The flurry of activity, including the hoisting of giant Olympic rings onto the Eiffel Tower, is giving Parisians the chance to glimpse for the first time how the 17-day extravaganza will transform the city.

"You can see them putting the infrastructure up," sports fan and Paris resident Valentin Fargier, 27, told AFP. "The city's being tidied up and the monuments are clean. It's going to be great."

Unlike in previous Olympics, only two new permanent sports venues have been built for Paris 2024 in a deliberate change of strategy to make the Games cheaper and more "sober."

An 8,000-seat arena that will host the badminton and rhythmic gymnastics was inaugurated in a deprived part of northern Paris in February, while President Emmanuel Macron cut the ribbon at a new aquatics centre in a nearby suburb on April 4.

Elsewhere, 95 percent of the sport is set to take place in existing venues, or in the temporary stands that are sprouting like mushrooms ahead of the start of the Games on July 26 and the Paralympics on August 28.

Beach volleyball will be played in front of the Eiffel Tower, with archery at the Invalides monument. Skateboarding will take place at Place de la Concorde and the Chateau de Versailles will host the equestrian events.
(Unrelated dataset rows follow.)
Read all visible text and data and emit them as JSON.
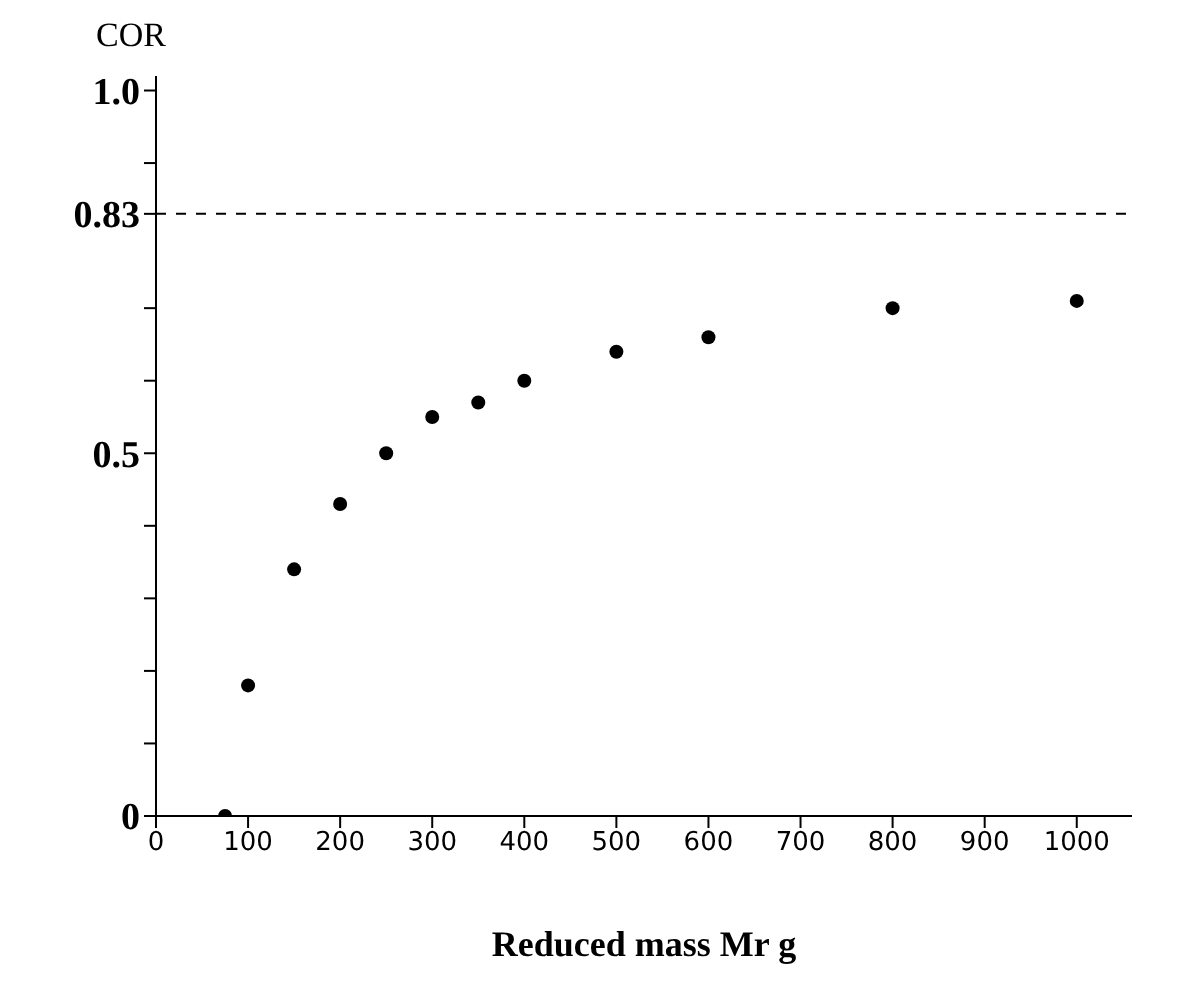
{
  "chart_data": {
    "type": "scatter",
    "xlabel": "Reduced mass   Mr  g",
    "ylabel": "COR",
    "x": [
      75,
      100,
      150,
      200,
      250,
      300,
      350,
      400,
      500,
      600,
      800,
      1000
    ],
    "values": [
      0,
      0.18,
      0.34,
      0.43,
      0.5,
      0.55,
      0.57,
      0.6,
      0.64,
      0.66,
      0.7,
      0.71
    ],
    "color": "#000000",
    "marker": "circle",
    "xlim": [
      0,
      1060
    ],
    "xticks": [
      0,
      100,
      200,
      300,
      400,
      500,
      600,
      700,
      800,
      900,
      1000
    ],
    "ylim": [
      0,
      1.02
    ],
    "yticks": [
      0,
      {
        "value": 0.1,
        "label": null
      },
      {
        "value": 0.2,
        "label": null
      },
      {
        "value": 0.3,
        "label": null
      },
      {
        "value": 0.4,
        "label": null
      },
      0.5,
      {
        "value": 0.6,
        "label": null
      },
      {
        "value": 0.7,
        "label": null
      },
      0.83,
      {
        "value": 0.9,
        "label": null
      },
      {
        "value": 1,
        "label": "1.0"
      }
    ],
    "ref_lines": [
      {
        "axis": "y",
        "value": 0.83,
        "line_style": "dashed",
        "color": "#000000"
      }
    ],
    "grid": false,
    "legend": false
  }
}
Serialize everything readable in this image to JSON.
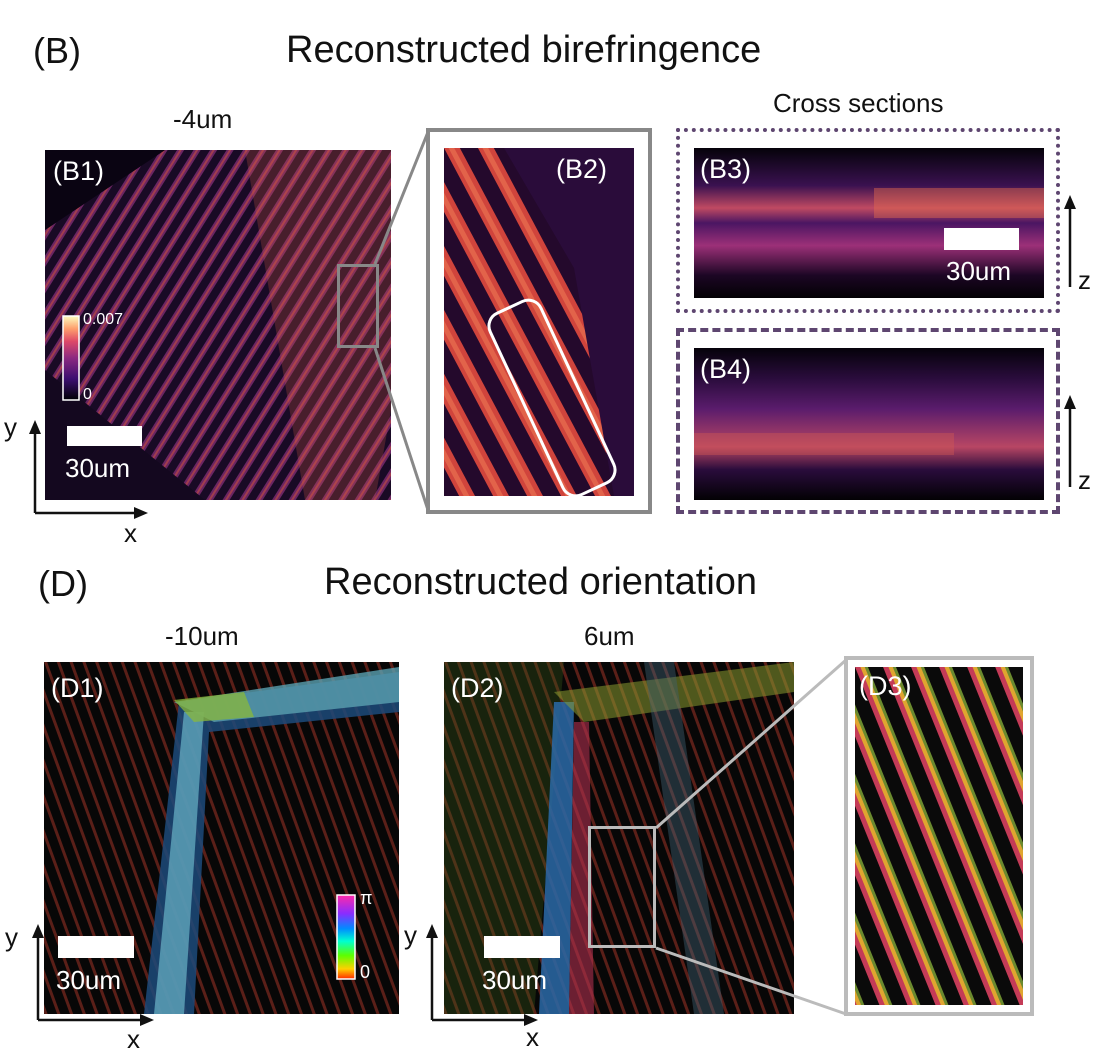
{
  "section_b": {
    "letter": "(B)",
    "title": "Reconstructed birefringence",
    "depth_label": "-4um",
    "cross_sections_label": "Cross sections",
    "panels": {
      "b1": "(B1)",
      "b2": "(B2)",
      "b3": "(B3)",
      "b4": "(B4)"
    },
    "colorbar": {
      "max": "0.007",
      "min": "0"
    },
    "scalebar_b1": "30um",
    "scalebar_b3": "30um",
    "axes": {
      "y": "y",
      "x": "x",
      "z3": "z",
      "z4": "z"
    }
  },
  "section_d": {
    "letter": "(D)",
    "title": "Reconstructed orientation",
    "depth_d1": "-10um",
    "depth_d2": "6um",
    "panels": {
      "d1": "(D1)",
      "d2": "(D2)",
      "d3": "(D3)"
    },
    "colorbar": {
      "max": "π",
      "min": "0"
    },
    "scalebar_d1": "30um",
    "scalebar_d2": "30um",
    "axes": {
      "y1": "y",
      "x1": "x",
      "y2": "y",
      "x2": "x"
    }
  },
  "colors": {
    "b2_frame": "#888888",
    "b3_frame": "#5e4670",
    "b4_frame": "#5e4670",
    "d3_frame": "#bbbbbb"
  }
}
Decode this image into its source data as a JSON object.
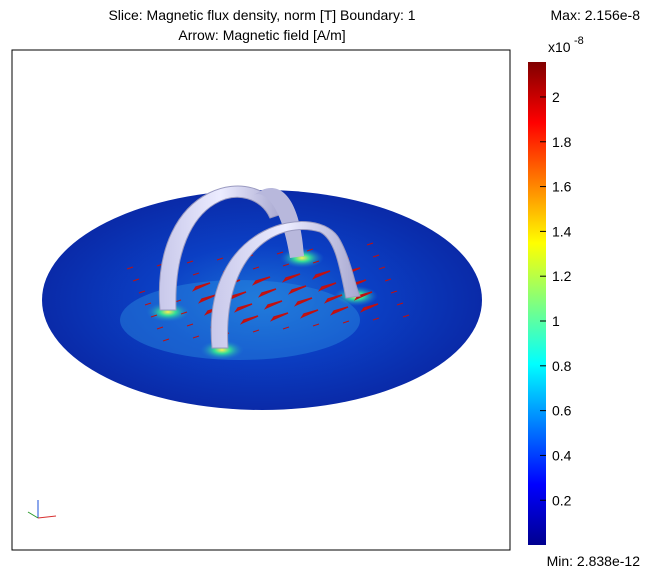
{
  "plot": {
    "title_line1": "Slice: Magnetic flux density, norm [T]   Boundary: 1",
    "title_line2": "Arrow: Magnetic field [A/m]",
    "max_label": "Max: 2.156e-8",
    "min_label": "Min: 2.838e-12",
    "colorbar": {
      "exponent_base": "x10",
      "exponent": "-8",
      "clim": [
        0.0002838,
        2.156
      ],
      "ticks": [
        0.2,
        0.4,
        0.6,
        0.8,
        1,
        1.2,
        1.4,
        1.6,
        1.8,
        2
      ]
    }
  }
}
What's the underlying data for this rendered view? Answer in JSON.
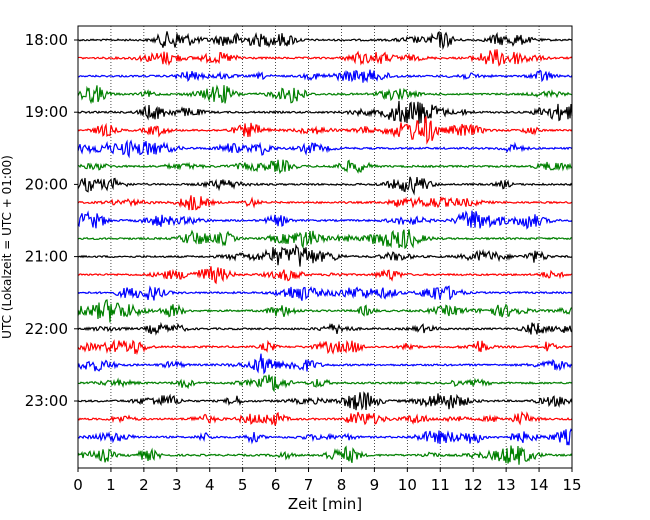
{
  "chart_data": {
    "type": "line",
    "title": "",
    "xlabel": "Zeit  [min]",
    "ylabel": "UTC (Lokalzeit = UTC + 01:00)",
    "xlim": [
      0,
      15
    ],
    "x_ticks": [
      "0",
      "1",
      "2",
      "3",
      "4",
      "5",
      "6",
      "7",
      "8",
      "9",
      "10",
      "11",
      "12",
      "13",
      "14",
      "15"
    ],
    "y_ticks": [
      "18:00",
      "19:00",
      "20:00",
      "21:00",
      "22:00",
      "23:00"
    ],
    "grid": "vertical dotted at each minute",
    "legend": "none",
    "trace_interval_minutes": 15,
    "trace_start": "18:00",
    "trace_count": 24,
    "trace_colors": [
      "#000000",
      "#ff0000",
      "#0000ff",
      "#008000"
    ]
  }
}
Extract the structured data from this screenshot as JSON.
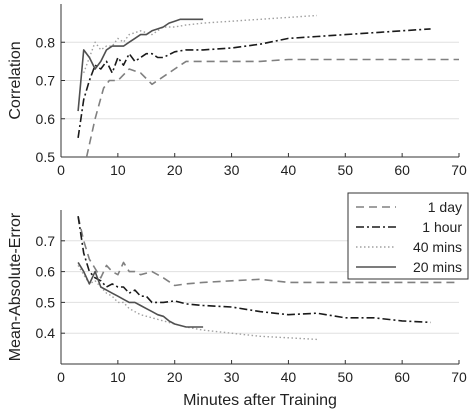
{
  "chart_data": [
    {
      "type": "line",
      "ylabel": "Correlation",
      "xlim": [
        0,
        70
      ],
      "ylim": [
        0.5,
        0.9
      ],
      "xticks": [
        0,
        10,
        20,
        30,
        40,
        50,
        60,
        70
      ],
      "yticks": [
        0.5,
        0.6,
        0.7,
        0.8
      ],
      "xtick_labels": [
        "0",
        "10",
        "20",
        "30",
        "40",
        "50",
        "60",
        "70"
      ],
      "ytick_labels": [
        "0.5",
        "0.6",
        "0.7",
        "0.8"
      ],
      "grid": "horizontal",
      "series": [
        {
          "name": "1 day",
          "style": "dashed",
          "color": "#808080",
          "x": [
            4.5,
            6,
            7.5,
            8.5,
            10,
            12,
            14,
            16,
            18,
            20,
            22,
            25,
            30,
            35,
            40,
            45,
            50,
            55,
            60,
            65,
            70
          ],
          "y": [
            0.5,
            0.6,
            0.68,
            0.7,
            0.7,
            0.73,
            0.72,
            0.69,
            0.71,
            0.73,
            0.75,
            0.75,
            0.75,
            0.75,
            0.755,
            0.755,
            0.755,
            0.755,
            0.755,
            0.755,
            0.755
          ]
        },
        {
          "name": "1 hour",
          "style": "dashdot",
          "color": "#1a1a1a",
          "x": [
            3,
            4,
            5,
            6,
            7,
            8,
            9,
            10,
            11,
            12,
            13,
            14,
            15,
            16,
            17,
            18,
            20,
            22,
            25,
            30,
            35,
            40,
            45,
            50,
            55,
            60,
            65
          ],
          "y": [
            0.55,
            0.65,
            0.7,
            0.74,
            0.73,
            0.75,
            0.72,
            0.76,
            0.74,
            0.77,
            0.75,
            0.76,
            0.77,
            0.77,
            0.76,
            0.76,
            0.775,
            0.78,
            0.78,
            0.785,
            0.795,
            0.81,
            0.815,
            0.82,
            0.825,
            0.83,
            0.835
          ]
        },
        {
          "name": "40 mins",
          "style": "dotted",
          "color": "#a0a0a0",
          "x": [
            4,
            5,
            6,
            7,
            8,
            9,
            10,
            11,
            12,
            14,
            16,
            18,
            20,
            22,
            25,
            30,
            35,
            40,
            45
          ],
          "y": [
            0.72,
            0.76,
            0.8,
            0.78,
            0.79,
            0.79,
            0.81,
            0.8,
            0.82,
            0.83,
            0.82,
            0.84,
            0.84,
            0.845,
            0.85,
            0.855,
            0.86,
            0.865,
            0.87
          ]
        },
        {
          "name": "20 mins",
          "style": "solid",
          "color": "#505050",
          "x": [
            3,
            4,
            5,
            6,
            7,
            8,
            9,
            10,
            11,
            12,
            13,
            14,
            15,
            16,
            17,
            18,
            19,
            20,
            21,
            22,
            23,
            24,
            25
          ],
          "y": [
            0.62,
            0.78,
            0.76,
            0.73,
            0.75,
            0.78,
            0.79,
            0.79,
            0.79,
            0.8,
            0.81,
            0.82,
            0.82,
            0.83,
            0.835,
            0.84,
            0.85,
            0.855,
            0.86,
            0.86,
            0.86,
            0.86,
            0.86
          ]
        }
      ]
    },
    {
      "type": "line",
      "xlabel": "Minutes after Training",
      "ylabel": "Mean-Absolute-Error",
      "xlim": [
        0,
        70
      ],
      "ylim": [
        0.3,
        0.8
      ],
      "xticks": [
        0,
        10,
        20,
        30,
        40,
        50,
        60,
        70
      ],
      "yticks": [
        0.4,
        0.5,
        0.6,
        0.7
      ],
      "xtick_labels": [
        "0",
        "10",
        "20",
        "30",
        "40",
        "50",
        "60",
        "70"
      ],
      "ytick_labels": [
        "0.4",
        "0.5",
        "0.6",
        "0.7"
      ],
      "grid": "horizontal",
      "legend_position": "top-right",
      "series": [
        {
          "name": "1 day",
          "style": "dashed",
          "color": "#808080",
          "x": [
            3,
            4,
            5,
            6,
            7,
            8,
            9,
            10,
            11,
            12,
            13,
            14,
            16,
            18,
            20,
            22,
            25,
            30,
            35,
            40,
            45,
            50,
            55,
            60,
            65,
            70
          ],
          "y": [
            0.78,
            0.7,
            0.64,
            0.61,
            0.58,
            0.62,
            0.6,
            0.59,
            0.63,
            0.6,
            0.6,
            0.59,
            0.6,
            0.58,
            0.555,
            0.56,
            0.565,
            0.57,
            0.575,
            0.565,
            0.565,
            0.565,
            0.565,
            0.565,
            0.565,
            0.565
          ]
        },
        {
          "name": "1 hour",
          "style": "dashdot",
          "color": "#1a1a1a",
          "x": [
            3,
            4,
            5,
            6,
            7,
            8,
            9,
            10,
            11,
            12,
            13,
            14,
            15,
            16,
            18,
            20,
            22,
            25,
            30,
            35,
            40,
            45,
            50,
            55,
            60,
            65
          ],
          "y": [
            0.78,
            0.66,
            0.6,
            0.58,
            0.57,
            0.55,
            0.56,
            0.55,
            0.55,
            0.53,
            0.54,
            0.52,
            0.52,
            0.5,
            0.5,
            0.505,
            0.495,
            0.49,
            0.485,
            0.47,
            0.46,
            0.465,
            0.45,
            0.45,
            0.44,
            0.435
          ]
        },
        {
          "name": "40 mins",
          "style": "dotted",
          "color": "#a0a0a0",
          "x": [
            3,
            4,
            5,
            6,
            7,
            8,
            9,
            10,
            11,
            12,
            14,
            16,
            18,
            20,
            22,
            25,
            30,
            35,
            40,
            45
          ],
          "y": [
            0.62,
            0.59,
            0.56,
            0.57,
            0.55,
            0.53,
            0.52,
            0.5,
            0.5,
            0.48,
            0.46,
            0.45,
            0.44,
            0.43,
            0.42,
            0.41,
            0.4,
            0.39,
            0.385,
            0.38
          ]
        },
        {
          "name": "20 mins",
          "style": "solid",
          "color": "#505050",
          "x": [
            3,
            4,
            5,
            6,
            7,
            8,
            9,
            10,
            11,
            12,
            13,
            14,
            15,
            16,
            17,
            18,
            19,
            20,
            21,
            22,
            23,
            24,
            25
          ],
          "y": [
            0.63,
            0.6,
            0.56,
            0.6,
            0.55,
            0.54,
            0.53,
            0.52,
            0.51,
            0.5,
            0.5,
            0.49,
            0.48,
            0.47,
            0.46,
            0.455,
            0.44,
            0.43,
            0.425,
            0.42,
            0.42,
            0.42,
            0.42
          ]
        }
      ]
    }
  ]
}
In total, 200,000 seats are being installed in temporary venues.

The river Seine will host the open-water swimming -- pollution permitting -- as well as the spectacular opening ceremony that will see teams sail down it in a flotilla of boats in front of up to half a million spectators.

- Terror threat -

Organisers insist that everything from the infrastructure to their budget is under control.

"We're ready for this final straight," chief organiser Tony Estanguet told reporters at a press conference to mark the 100-day countdown last week. "We've built up a lot of confidence and peace of mind."

He noted that construction work was often "the biggest challenge that poses problems for the organisation of the Games." "The timetable has been perfectly respected, which is a relief for us," he said.

The main doubts concern the extravagant water-borne opening ceremony -- the first time an Olympics has opened outside the main athletics stadium.

The security challenge is immense, with 45,000 French forces set to be mobilised, a no-fly zone installed, and large parts of central Paris off-limits to everyone except residents and essential workers a week in advance.

"We want to organise major Games, spectacular Games," Estanguet explained. "We've never backed away from this. We've always showed audacity."

Some security experts see those ambitions as naive, given a recent resurgence in the Islamic State group and international tensions caused by Israel's assault on Gaza.

French authorities also believe Russia is a threat through either disinformation or a cyberattack.

Asked earlier this month if the Kremlin would target the Olympics, French President Emmanuel Macron said he had "no doubt."

- 'Ephemeral' -

While the world-renowned architecture of the French capital will serve as a stunning backdrop to the sport, the city's often hard-to-please residents appear in no mood for a party yet.

Media coverage has been dominated in recent months by ongoing grumbling about high ticket prices, the cost to taxpayers, strike threats, as well as the planned increase in fares on the creaking Paris metro system during the Games.

Will it be a case of the city and nation finding collective pride once a global TV audience of billions begins admiring the landmarks, the shimmering water of the Seine, or the newly rebuilt spire of the fire-damaged Notre-Dame cathedral?

"If everything goes well at this difficult moment, if the organisation is good, if French athletes win medals, it might create a moment of national pride," French sports historian Paul Ditschy from the university of Bourgogne-Franche-Comte told AFP.

But he warned it would be "ephemeral, like the sport itself."